En 2014, les BRICS ont créé la Nouvelle Banque de développement (NDB) comme alternative aux organisations internationales telles que la Banque mondiale (BM) et le Fonds monétaire international (FMI). Le mécanisme de liquidité du dispositif de réserve conditionnelle (CRA) de la NDB est attrayant pour de nombreux pays en développement car ils sont confrontés à une pénurie de réserves en dollars américains et ne sont pas en mesure de rembourser leur dette internationale.
En outre, le programme d’ajustement structurel du FMI oblige les pays à réduire les dépenses publiques, à accroître les privatisations et la déréglementation. En conséquence, l’incapacité à formuler des politiques indépendantes oblige ces pays à se tourner vers la NDB pour obtenir des prêts et une aide au développement.
La NDB émet des obligations en monnaie locale. Ces évolutions démontrent l’accès croissant des BRICS au financement pour tirer parti de leurs actifs liquides.
Grâce à leur puissance militaire et à leur position dans la politique mondiale, les États-Unis exercent une influence considérable sur les affaires internationales. Cette influence mondiale aide les États-Unis à consolider la position du dollar américain en tant que monnaie mondiale incontestée.
Cependant, le bloc BRICS – composé de la Russie, de la Chine et de l’Inde – est un groupe de pays dotés d’armées redoutables, deuxièmes seulement après les États-Unis, selon l’indice de défense mondial. La Russie est classée deuxième, la Chine troisième et l’Inde quatrième.
Tout comme la possibilité de former une alliance militaire entre les BRICS est peu probable, en raison de divergences de vues. Il en va de même pour les scénarios d’une union monétaire, où chaque pays a ses propres calculs et sa propre préparation.
Compte tenu des différences entre les économies membres des BRICS, il n’est pas certain que les avantages d’une monnaie commune l’emportent sur les coûts. Au-delà de la volonté politique derrière la dédollarisation, le défi de la dépendance croissante à l’égard de la Chine pourrait également conduire à des conflits d’intérêts, voire à des différends au sein du bloc.

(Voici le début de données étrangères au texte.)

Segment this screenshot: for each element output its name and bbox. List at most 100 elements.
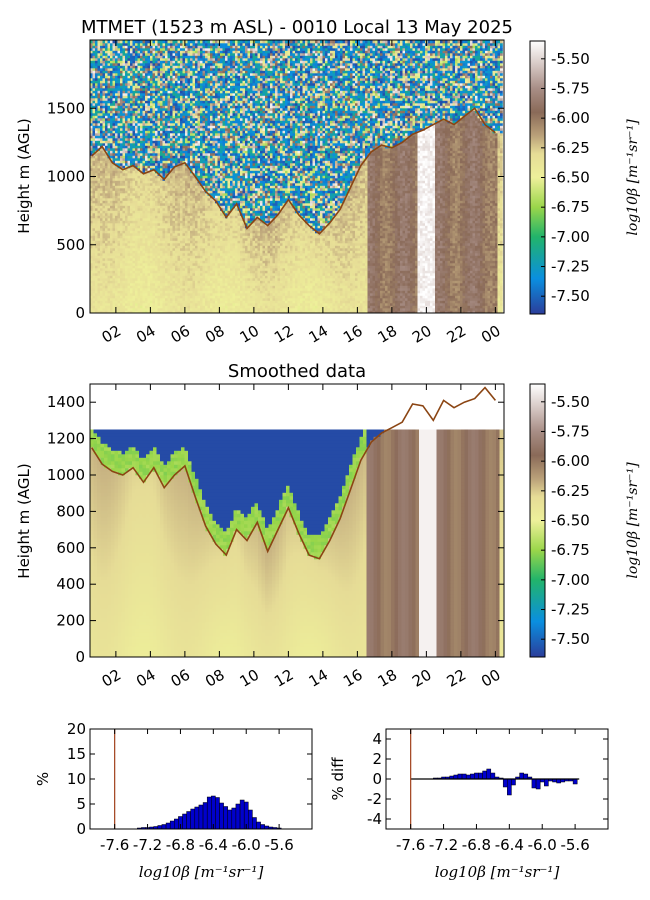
heatmap-cell <box>198 186 201 189</box>
heatmap-cell <box>100 188 103 191</box>
heatmap-cell <box>108 188 111 191</box>
heatmap-cell <box>193 53 196 56</box>
heatmap-cell <box>180 208 183 211</box>
heatmap-cell <box>128 146 131 149</box>
heatmap-cell <box>108 78 111 81</box>
heatmap-cell <box>200 61 203 64</box>
heatmap-cell <box>163 133 166 136</box>
heatmap-cell <box>155 131 158 134</box>
heatmap-cell <box>175 188 178 191</box>
heatmap-cell <box>200 291 203 294</box>
heatmap-cell <box>128 128 131 131</box>
heatmap-cell <box>98 76 101 79</box>
heatmap-cell <box>163 221 166 224</box>
heatmap-cell <box>200 163 203 166</box>
heatmap-cell <box>105 178 108 181</box>
heatmap-cell <box>148 198 151 201</box>
heatmap-cell <box>120 193 123 196</box>
heatmap-cell <box>108 306 111 309</box>
heatmap-cell <box>143 143 146 146</box>
heatmap-cell <box>135 101 138 104</box>
heatmap-cell <box>128 58 131 61</box>
heatmap-cell <box>120 153 123 156</box>
heatmap-cell <box>158 248 161 251</box>
heatmap-cell <box>118 101 121 104</box>
heatmap-cell <box>103 228 106 231</box>
heatmap-cell <box>170 256 173 259</box>
heatmap-cell <box>180 46 183 49</box>
heatmap-cell <box>113 293 116 296</box>
heatmap-cell <box>95 76 98 79</box>
heatmap-cell <box>153 256 156 259</box>
heatmap-cell <box>98 138 101 141</box>
heatmap-cell <box>150 108 153 111</box>
heatmap-cell <box>115 221 118 224</box>
heatmap-cell <box>155 271 158 274</box>
heatmap-cell <box>103 291 106 294</box>
heatmap-cell <box>163 68 166 71</box>
heatmap-cell <box>203 271 206 274</box>
heatmap-cell <box>123 231 126 234</box>
heatmap-cell <box>185 191 188 194</box>
heatmap-cell <box>143 253 146 256</box>
heatmap-cell <box>170 143 173 146</box>
heatmap-cell <box>93 251 96 254</box>
heatmap-cell <box>173 278 176 281</box>
heatmap-cell <box>128 233 131 236</box>
heatmap-cell <box>113 143 116 146</box>
heatmap-cell <box>158 188 161 191</box>
heatmap-cell <box>150 53 153 56</box>
heatmap-cell <box>113 153 116 156</box>
heatmap-cell <box>168 188 171 191</box>
heatmap-cell <box>98 123 101 126</box>
heatmap-cell <box>185 141 188 144</box>
heatmap-cell <box>105 93 108 96</box>
heatmap-cell <box>168 161 171 164</box>
heatmap-cell <box>188 256 191 259</box>
heatmap-cell <box>153 288 156 291</box>
heatmap-cell <box>175 183 178 186</box>
heatmap-cell <box>143 288 146 291</box>
heatmap-cell <box>158 93 161 96</box>
heatmap-cell <box>98 228 101 231</box>
heatmap-cell <box>125 276 128 279</box>
heatmap-cell <box>98 43 101 46</box>
heatmap-cell <box>133 198 136 201</box>
heatmap-cell <box>113 281 116 284</box>
heatmap-cell <box>185 108 188 111</box>
heatmap-cell <box>160 153 163 156</box>
heatmap-cell <box>185 243 188 246</box>
heatmap-cell <box>198 291 201 294</box>
heatmap-cell <box>105 188 108 191</box>
heatmap-cell <box>155 191 158 194</box>
heatmap-cell <box>163 271 166 274</box>
heatmap-cell <box>158 296 161 299</box>
heatmap-cell <box>140 238 143 241</box>
heatmap-cell <box>133 191 136 194</box>
heatmap-cell <box>148 283 151 286</box>
heatmap-cell <box>195 198 198 201</box>
heatmap-cell <box>180 243 183 246</box>
heatmap-cell <box>200 123 203 126</box>
heatmap-cell <box>170 103 173 106</box>
heatmap-cell <box>180 68 183 71</box>
heatmap-cell <box>178 216 181 219</box>
heatmap-cell <box>105 76 108 79</box>
heatmap-cell <box>93 278 96 281</box>
heatmap-cell <box>133 111 136 114</box>
heatmap-cell <box>140 188 143 191</box>
heatmap-cell <box>105 186 108 189</box>
heatmap-cell <box>128 228 131 231</box>
heatmap-cell <box>98 168 101 171</box>
heatmap-cell <box>100 291 103 294</box>
heatmap-cell <box>140 258 143 261</box>
heatmap-cell <box>203 226 206 229</box>
heatmap-cell <box>113 253 116 256</box>
heatmap-cell <box>143 146 146 149</box>
heatmap-cell <box>98 73 101 76</box>
heatmap-cell <box>95 61 98 64</box>
heatmap-cell <box>108 143 111 146</box>
heatmap-cell <box>123 136 126 139</box>
heatmap-cell <box>150 146 153 149</box>
heatmap-cell <box>93 86 96 89</box>
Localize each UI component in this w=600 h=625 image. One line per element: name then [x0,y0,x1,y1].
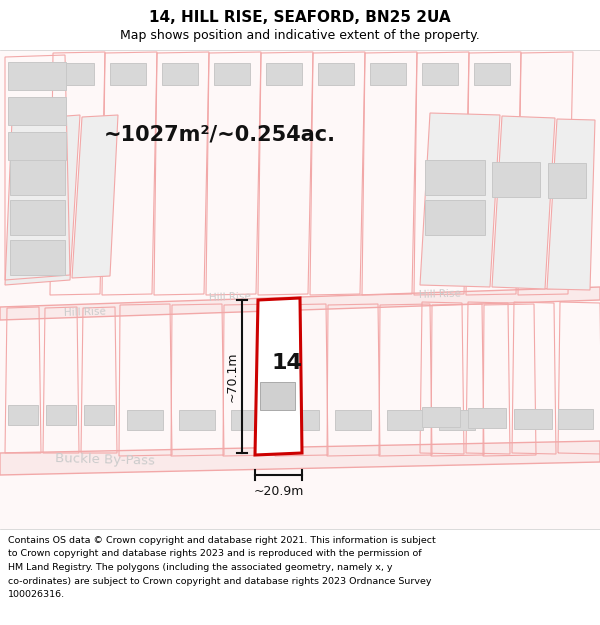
Polygon shape [72,115,118,278]
Text: co-ordinates) are subject to Crown copyright and database rights 2023 Ordnance S: co-ordinates) are subject to Crown copyr… [8,576,431,586]
Bar [162,63,198,85]
Bar [548,163,586,198]
Text: 14: 14 [272,353,302,373]
Bar [335,410,371,430]
Bar [8,62,66,90]
Bar [266,63,302,85]
Bar [8,97,66,125]
Bar [468,408,506,428]
Bar [260,382,295,410]
Text: ~70.1m: ~70.1m [226,351,239,402]
Bar [370,63,406,85]
Polygon shape [255,298,302,455]
Text: 14, HILL RISE, SEAFORD, BN25 2UA: 14, HILL RISE, SEAFORD, BN25 2UA [149,11,451,26]
Bar [231,410,267,430]
Bar [492,162,540,197]
Polygon shape [547,119,595,290]
Polygon shape [420,113,500,287]
Text: ~20.9m: ~20.9m [253,485,304,498]
Bar [425,200,485,235]
Polygon shape [5,115,80,285]
Bar [8,405,38,425]
Bar [422,407,460,427]
Bar [0,50,600,529]
Bar [514,409,552,429]
Bar [179,410,215,430]
Text: ~1027m²/~0.254ac.: ~1027m²/~0.254ac. [104,125,336,145]
Text: Map shows position and indicative extent of the property.: Map shows position and indicative extent… [120,29,480,41]
Text: to Crown copyright and database rights 2023 and is reproduced with the permissio: to Crown copyright and database rights 2… [8,549,422,559]
Text: HM Land Registry. The polygons (including the associated geometry, namely x, y: HM Land Registry. The polygons (includin… [8,563,392,572]
Bar [214,63,250,85]
Bar [10,240,65,275]
Bar [474,63,510,85]
Bar [283,410,319,430]
Bar [8,132,66,160]
Bar [46,405,76,425]
Text: Hill Rise: Hill Rise [64,306,106,318]
Text: Buckle By-Pass: Buckle By-Pass [55,452,155,468]
Text: Contains OS data © Crown copyright and database right 2021. This information is : Contains OS data © Crown copyright and d… [8,536,436,545]
Text: Hill Rise: Hill Rise [419,288,461,300]
Bar [422,63,458,85]
Polygon shape [492,116,555,289]
Bar [84,405,114,425]
Text: Hill Rise: Hill Rise [209,291,251,302]
Polygon shape [0,287,600,320]
Bar [110,63,146,85]
Bar [58,63,94,85]
Bar [425,160,485,195]
Bar [439,410,475,430]
Text: 100026316.: 100026316. [8,590,65,599]
Bar [318,63,354,85]
Bar [10,160,65,195]
Polygon shape [0,441,600,475]
Bar [387,410,423,430]
Bar [558,409,593,429]
Bar [127,410,163,430]
Bar [10,200,65,235]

Ainsi, même si une monnaie commune alternative pourrait effectivement éliminer le coût de conversion du dollar américain dans les paiements internationaux, les membres du BRICS devront peut-être faire preuve de prudence avant de prendre des mesures en vue d’établir une nouvelle monnaie, car cette démarche pourrait aller à l’encontre de leurs intérêts respectifs en matière de politique étrangère, compte tenu des diverses raisons qui motivent le soutien à cette initiative.